Niziolek didn't dispute that north Minneapolis had an urgent need for more police. He said he had not supported the city's budget for three years because of public safety underfunding.

Benson said the police department did not consult the Council before creating STOP, and had it come for a vote, he probably would have opposed the change to the traffic unit.

"We created that [unit] to have uniform traffic enforcement throughout the city," Benson said. "If you are putting them in the STOP program and putting them in specified areas, it changes somewhat the intent."

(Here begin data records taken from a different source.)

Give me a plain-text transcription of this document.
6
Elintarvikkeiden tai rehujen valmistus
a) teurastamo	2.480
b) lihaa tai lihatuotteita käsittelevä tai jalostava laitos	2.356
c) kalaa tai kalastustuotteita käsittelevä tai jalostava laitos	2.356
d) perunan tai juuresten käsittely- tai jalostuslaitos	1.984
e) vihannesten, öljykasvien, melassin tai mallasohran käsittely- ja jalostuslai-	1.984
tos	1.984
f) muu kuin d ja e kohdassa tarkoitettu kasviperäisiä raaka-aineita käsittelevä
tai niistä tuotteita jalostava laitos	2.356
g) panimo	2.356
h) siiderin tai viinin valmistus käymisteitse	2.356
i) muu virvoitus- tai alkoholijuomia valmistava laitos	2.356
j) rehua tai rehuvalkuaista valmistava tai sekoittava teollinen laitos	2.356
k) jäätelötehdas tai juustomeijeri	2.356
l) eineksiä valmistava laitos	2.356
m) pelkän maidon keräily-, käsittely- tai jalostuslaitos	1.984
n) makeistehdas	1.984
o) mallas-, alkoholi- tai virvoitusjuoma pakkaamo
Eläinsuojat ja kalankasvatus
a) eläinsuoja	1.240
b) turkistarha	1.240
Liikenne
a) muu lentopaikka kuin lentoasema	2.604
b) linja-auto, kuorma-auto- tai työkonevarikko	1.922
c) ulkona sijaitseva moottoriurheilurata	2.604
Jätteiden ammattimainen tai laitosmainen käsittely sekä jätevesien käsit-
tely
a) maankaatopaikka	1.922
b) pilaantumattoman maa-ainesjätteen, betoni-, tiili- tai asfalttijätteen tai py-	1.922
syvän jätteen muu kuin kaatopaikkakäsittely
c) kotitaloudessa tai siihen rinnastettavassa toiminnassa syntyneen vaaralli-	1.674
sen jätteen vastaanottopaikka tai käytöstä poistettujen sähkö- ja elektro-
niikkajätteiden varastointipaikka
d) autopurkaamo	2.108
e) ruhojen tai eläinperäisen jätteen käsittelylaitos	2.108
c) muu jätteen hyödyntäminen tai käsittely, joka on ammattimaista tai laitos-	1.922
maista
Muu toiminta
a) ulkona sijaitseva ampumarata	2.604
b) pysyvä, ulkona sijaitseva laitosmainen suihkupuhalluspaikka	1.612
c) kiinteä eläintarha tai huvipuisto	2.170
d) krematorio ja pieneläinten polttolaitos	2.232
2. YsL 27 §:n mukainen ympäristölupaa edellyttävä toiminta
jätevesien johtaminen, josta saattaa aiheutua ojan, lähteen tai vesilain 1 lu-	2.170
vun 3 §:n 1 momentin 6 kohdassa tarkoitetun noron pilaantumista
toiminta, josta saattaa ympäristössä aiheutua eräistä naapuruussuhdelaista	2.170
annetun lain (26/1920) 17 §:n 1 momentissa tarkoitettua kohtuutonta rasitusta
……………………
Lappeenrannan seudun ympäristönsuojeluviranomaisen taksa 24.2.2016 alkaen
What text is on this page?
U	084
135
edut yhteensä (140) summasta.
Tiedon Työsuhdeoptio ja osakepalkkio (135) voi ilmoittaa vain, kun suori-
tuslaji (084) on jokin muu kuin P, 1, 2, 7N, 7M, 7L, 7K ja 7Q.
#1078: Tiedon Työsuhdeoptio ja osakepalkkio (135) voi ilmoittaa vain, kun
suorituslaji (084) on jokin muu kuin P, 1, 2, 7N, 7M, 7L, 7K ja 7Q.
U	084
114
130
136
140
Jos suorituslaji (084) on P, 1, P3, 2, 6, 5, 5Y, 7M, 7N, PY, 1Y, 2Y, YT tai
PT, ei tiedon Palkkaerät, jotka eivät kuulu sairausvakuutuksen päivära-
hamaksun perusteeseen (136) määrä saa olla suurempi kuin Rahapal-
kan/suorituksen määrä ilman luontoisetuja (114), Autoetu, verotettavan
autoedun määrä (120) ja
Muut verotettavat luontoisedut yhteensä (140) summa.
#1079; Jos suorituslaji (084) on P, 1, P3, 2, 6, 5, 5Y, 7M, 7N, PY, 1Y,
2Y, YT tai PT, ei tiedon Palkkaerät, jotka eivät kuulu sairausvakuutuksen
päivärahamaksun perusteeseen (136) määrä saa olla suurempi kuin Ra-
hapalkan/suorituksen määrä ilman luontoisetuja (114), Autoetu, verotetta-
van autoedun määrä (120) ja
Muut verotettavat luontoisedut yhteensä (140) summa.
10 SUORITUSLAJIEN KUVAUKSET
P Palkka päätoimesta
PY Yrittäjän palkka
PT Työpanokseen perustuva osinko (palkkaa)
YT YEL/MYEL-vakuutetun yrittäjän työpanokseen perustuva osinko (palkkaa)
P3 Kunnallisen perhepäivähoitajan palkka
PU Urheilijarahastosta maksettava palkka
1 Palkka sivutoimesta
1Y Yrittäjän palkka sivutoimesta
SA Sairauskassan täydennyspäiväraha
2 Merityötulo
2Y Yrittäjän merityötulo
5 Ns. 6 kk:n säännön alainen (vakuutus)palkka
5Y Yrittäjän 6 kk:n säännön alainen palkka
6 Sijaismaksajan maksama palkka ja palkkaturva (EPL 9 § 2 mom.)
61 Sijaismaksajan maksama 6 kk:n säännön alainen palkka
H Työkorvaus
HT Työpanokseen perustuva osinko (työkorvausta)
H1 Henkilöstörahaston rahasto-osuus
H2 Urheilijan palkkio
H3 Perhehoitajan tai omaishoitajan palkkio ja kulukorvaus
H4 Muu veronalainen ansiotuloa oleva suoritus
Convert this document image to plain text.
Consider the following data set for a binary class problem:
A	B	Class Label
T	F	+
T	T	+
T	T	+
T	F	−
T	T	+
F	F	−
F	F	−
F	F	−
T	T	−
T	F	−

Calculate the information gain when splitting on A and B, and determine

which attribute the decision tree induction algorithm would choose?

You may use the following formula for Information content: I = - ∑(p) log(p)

Lubinski said individual precincts still had the ability to do traffic enforcement. STOP would focus on community building by attending large community events such as Cinco de Mayo and Juneteenth events, she said.

She said given the loss of 150 officers since peak staffing in the 1990s means the department has few options left to address violent crime waves.

Lubinski defended the strategy of putting police where they are needed most, including the decision to concentrate the former citywide traffic unit on STOP patrols. Those focused traffic stops are finding guns on the North side, she said.

"I would suggest in other parts of the city they wouldn't find as many guns."

Councilmember Lisa Goodman (7th Ward) was on vacation and unavailable for comment. Councilmember Barret Lane (13th Ward) did not return a call.

Councilmember Dean Zimmermann (6th Ward) said the new STOP force was "a good thing." He said he, too, had concerns about losing precinct staff. "But we have problems all over town, more than we are going to be able to deal with," he said. "We want the ability to hit it where it is needed."

STOP has already scored a Southwest success in the arrest of four alleged serial robers (see page 3).

Livability crimes

In addition to STOP, the police department is increasing its Downtown Safe Zone enforcement. It has created a joint command between city Police, the Hennepin County Sheriff's Office and the Metro Transit Police to beef up downtown policing during crime-prone evening hours, using $400,000 from one-time 2004 budget savings.

Apart from Safe Zone, Downtown will benefit from an additional 14 "summer beat" officers on Friday and Saturday evenings, June through September. Summer beats takes forgery, narcotics, sex crimes, homicide and other investigators from their regular duties and has them work downtown.

Though at either end of the economic spectrum, the beleaguered North side and high-profile downtown are getting theirs. But could the city's $400,000 be better other than the Central Business District?

In recent years, Downtown's 1st Precinct has had bigger increases in rape and aggravated assault than Southwest's 5th Precinct. Southwest has a higher number of robberies; yet, year-to-date 1st Precint robberies are up 14 percent while 5th Precinct robberies are up 4 percent. Also, downtown businesses kicked in $300,000 in private funds as an incentive for the city to spend its $400,000 in their area.